Using .npy or .npz (zipped) files is faster for large data, preserves data types, and avoids CSV’s limitations.

15.15 Concluding Remarks

NumPy arrays are at the core of fast, efficient data management in Python. For economists who are accustomed to thinking in terms of vectors and matrices, NumPy provides a natural programming interface that extends seamlessly to higher dimensions when needed. Key points to remember:

  1. Concept of Contiguous Data
    NumPy arrays store data in contiguous memory blocks, enabling efficient computation and vectorized operations.
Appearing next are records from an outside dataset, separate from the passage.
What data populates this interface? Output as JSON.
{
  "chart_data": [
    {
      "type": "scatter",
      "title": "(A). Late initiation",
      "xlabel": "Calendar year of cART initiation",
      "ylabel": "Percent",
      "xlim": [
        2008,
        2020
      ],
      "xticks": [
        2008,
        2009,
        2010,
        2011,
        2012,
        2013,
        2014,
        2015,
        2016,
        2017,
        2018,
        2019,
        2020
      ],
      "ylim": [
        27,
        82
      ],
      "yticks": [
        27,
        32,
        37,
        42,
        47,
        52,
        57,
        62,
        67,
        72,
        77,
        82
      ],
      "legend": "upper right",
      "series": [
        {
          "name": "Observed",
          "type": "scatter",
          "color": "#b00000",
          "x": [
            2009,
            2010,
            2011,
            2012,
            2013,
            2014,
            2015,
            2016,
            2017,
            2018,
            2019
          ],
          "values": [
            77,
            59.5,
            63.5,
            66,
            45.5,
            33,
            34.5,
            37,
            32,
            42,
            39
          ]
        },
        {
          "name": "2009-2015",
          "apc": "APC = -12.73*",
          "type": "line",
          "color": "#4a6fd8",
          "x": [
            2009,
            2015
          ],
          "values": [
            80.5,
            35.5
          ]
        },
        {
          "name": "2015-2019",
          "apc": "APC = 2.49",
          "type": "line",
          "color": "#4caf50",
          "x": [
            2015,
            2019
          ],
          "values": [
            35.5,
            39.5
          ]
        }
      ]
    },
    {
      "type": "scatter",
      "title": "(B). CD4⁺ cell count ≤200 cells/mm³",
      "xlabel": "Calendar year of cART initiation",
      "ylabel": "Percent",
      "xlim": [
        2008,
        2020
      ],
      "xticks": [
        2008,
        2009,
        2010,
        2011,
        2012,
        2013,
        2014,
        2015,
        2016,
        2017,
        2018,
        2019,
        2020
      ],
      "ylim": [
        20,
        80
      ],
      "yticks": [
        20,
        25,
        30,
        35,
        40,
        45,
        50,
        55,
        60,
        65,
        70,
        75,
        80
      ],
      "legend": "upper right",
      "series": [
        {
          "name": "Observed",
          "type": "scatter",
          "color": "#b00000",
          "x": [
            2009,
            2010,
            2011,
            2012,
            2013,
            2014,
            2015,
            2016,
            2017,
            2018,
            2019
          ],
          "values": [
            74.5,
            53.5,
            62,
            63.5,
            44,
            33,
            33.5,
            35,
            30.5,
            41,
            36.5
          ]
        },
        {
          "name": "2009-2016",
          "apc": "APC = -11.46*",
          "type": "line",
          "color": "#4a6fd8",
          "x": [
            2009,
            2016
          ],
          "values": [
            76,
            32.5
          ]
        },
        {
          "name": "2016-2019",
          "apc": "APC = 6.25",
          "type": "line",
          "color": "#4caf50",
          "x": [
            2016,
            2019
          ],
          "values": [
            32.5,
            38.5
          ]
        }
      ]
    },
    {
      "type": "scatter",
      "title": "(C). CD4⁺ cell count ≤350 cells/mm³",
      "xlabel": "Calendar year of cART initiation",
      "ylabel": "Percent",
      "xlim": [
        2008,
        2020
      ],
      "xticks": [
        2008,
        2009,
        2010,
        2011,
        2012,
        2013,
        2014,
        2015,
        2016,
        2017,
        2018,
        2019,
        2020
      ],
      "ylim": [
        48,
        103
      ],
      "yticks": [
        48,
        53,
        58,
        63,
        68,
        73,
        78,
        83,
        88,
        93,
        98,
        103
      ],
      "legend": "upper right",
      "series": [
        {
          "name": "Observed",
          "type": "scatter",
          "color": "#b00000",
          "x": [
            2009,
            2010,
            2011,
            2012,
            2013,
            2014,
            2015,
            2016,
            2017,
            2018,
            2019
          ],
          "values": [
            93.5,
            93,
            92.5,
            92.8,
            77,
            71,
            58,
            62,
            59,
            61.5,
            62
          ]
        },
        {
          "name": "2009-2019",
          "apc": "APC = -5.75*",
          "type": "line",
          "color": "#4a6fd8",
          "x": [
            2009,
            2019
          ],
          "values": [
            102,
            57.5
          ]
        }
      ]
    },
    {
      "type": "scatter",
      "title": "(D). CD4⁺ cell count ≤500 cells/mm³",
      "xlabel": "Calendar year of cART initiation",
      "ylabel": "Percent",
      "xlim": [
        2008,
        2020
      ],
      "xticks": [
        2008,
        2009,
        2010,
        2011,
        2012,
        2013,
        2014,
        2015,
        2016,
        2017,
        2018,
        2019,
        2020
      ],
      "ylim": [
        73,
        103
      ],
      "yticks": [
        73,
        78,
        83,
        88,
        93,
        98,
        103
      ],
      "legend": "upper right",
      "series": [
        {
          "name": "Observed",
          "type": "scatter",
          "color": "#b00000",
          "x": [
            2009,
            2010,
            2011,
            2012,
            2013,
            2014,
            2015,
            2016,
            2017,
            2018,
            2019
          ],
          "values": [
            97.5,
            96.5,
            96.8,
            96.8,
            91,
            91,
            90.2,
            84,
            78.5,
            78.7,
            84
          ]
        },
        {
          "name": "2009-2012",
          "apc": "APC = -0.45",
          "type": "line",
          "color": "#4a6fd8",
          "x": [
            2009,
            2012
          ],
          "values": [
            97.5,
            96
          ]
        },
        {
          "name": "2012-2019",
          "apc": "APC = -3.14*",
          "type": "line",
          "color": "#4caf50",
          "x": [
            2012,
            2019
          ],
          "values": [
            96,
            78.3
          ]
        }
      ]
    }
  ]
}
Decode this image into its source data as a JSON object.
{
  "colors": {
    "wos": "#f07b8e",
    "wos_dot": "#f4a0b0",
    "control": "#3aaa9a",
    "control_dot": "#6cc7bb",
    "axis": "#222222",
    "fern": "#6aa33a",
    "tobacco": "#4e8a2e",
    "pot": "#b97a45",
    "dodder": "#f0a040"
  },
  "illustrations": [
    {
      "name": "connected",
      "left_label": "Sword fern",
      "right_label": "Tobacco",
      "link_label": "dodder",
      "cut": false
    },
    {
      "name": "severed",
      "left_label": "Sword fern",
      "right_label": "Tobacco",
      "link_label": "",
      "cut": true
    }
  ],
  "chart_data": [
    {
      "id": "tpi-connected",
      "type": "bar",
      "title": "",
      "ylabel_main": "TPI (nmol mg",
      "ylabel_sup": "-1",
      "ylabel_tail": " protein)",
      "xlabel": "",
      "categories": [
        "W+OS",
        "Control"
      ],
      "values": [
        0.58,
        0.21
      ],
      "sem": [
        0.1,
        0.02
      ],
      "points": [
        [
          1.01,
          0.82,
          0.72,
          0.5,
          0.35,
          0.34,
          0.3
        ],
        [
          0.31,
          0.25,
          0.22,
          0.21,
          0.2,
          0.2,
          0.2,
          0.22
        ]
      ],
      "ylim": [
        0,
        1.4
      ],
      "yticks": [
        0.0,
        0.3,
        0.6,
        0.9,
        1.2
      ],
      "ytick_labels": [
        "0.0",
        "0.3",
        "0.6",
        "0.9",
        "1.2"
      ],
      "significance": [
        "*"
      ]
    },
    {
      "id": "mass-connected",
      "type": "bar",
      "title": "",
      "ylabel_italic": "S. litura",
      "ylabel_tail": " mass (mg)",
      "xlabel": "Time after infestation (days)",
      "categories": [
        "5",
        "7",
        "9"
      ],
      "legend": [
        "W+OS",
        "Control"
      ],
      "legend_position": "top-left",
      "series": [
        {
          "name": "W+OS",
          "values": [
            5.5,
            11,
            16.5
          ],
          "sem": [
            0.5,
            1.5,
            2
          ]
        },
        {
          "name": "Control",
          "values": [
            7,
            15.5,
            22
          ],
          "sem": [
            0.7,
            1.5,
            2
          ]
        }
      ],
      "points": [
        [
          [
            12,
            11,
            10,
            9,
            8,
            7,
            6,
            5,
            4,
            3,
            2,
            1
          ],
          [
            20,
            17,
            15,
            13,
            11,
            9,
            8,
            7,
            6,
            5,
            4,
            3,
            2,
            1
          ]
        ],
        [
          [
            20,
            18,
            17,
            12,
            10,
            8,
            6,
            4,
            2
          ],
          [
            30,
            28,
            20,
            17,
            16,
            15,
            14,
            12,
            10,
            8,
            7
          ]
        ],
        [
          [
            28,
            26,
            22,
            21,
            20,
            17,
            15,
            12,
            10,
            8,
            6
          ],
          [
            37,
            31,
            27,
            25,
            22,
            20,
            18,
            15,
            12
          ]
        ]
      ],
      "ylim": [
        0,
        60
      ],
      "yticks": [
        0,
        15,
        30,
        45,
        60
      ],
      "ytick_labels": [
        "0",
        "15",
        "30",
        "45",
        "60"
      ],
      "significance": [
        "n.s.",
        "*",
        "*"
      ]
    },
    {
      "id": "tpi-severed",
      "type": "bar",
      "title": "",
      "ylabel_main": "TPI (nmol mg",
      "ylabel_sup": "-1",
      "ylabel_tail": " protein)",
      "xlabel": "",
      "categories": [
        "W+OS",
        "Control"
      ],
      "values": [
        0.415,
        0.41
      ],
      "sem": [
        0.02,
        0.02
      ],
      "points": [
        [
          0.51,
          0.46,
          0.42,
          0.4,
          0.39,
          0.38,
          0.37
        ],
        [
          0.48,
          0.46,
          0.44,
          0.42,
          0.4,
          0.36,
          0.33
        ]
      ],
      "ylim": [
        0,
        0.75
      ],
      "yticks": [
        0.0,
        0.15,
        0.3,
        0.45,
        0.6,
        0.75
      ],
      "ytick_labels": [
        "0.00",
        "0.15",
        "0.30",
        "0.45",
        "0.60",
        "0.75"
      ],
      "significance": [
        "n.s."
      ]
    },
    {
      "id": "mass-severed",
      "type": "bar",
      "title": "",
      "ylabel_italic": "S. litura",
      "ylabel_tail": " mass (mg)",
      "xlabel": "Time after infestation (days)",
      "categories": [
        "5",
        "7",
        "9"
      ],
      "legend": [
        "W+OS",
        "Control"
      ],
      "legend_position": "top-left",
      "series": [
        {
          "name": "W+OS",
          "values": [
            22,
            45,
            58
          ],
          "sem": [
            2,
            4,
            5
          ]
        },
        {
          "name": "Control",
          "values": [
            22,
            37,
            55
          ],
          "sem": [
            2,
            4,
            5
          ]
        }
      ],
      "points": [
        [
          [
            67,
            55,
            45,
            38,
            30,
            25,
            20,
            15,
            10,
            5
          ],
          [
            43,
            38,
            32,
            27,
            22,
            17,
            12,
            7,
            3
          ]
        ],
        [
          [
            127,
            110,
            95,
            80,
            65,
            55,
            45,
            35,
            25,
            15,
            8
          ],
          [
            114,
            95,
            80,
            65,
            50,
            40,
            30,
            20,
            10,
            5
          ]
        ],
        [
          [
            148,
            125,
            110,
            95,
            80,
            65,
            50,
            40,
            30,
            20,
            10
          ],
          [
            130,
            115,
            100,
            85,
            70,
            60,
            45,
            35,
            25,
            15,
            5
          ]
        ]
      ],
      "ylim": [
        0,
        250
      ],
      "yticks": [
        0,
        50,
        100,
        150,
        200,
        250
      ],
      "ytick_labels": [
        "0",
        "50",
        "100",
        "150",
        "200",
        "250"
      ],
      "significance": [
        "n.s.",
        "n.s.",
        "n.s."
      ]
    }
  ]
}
  2. Shape Manipulation and Indexing
    You can reshape arrays, slice them, and index them in a variety of ways to work with exactly the portion of your data you need.

  3. Broadcasting
    This feature facilitates concise and powerful arithmetic on arrays of differing shapes, which is particularly handy in model building and simulation.

  4. Linear Algebra Integration
    NumPy provides well-optimized routines for matrix operations, eigenvalues, and other standard linear algebra procedures, ubiquitous in econometrics.

  5. Data Persistence
    Arrays can be saved and loaded quickly, making repeated analyses or large simulations manageable.

With a firm grasp of these fundamentals, you will find it easier to adopt more advanced data tools, such as pandas for data frames, statsmodels for econometric analysis, or scikit-learn for machine learning. As you proceed, keep these principles in mind: NumPy’s efficiency is often the foundation upon which entire analytic pipelines are built. By leveraging arrays effectively, you will set yourself up for success in handling large datasets, running complex models, and ultimately deriving more insights from your data.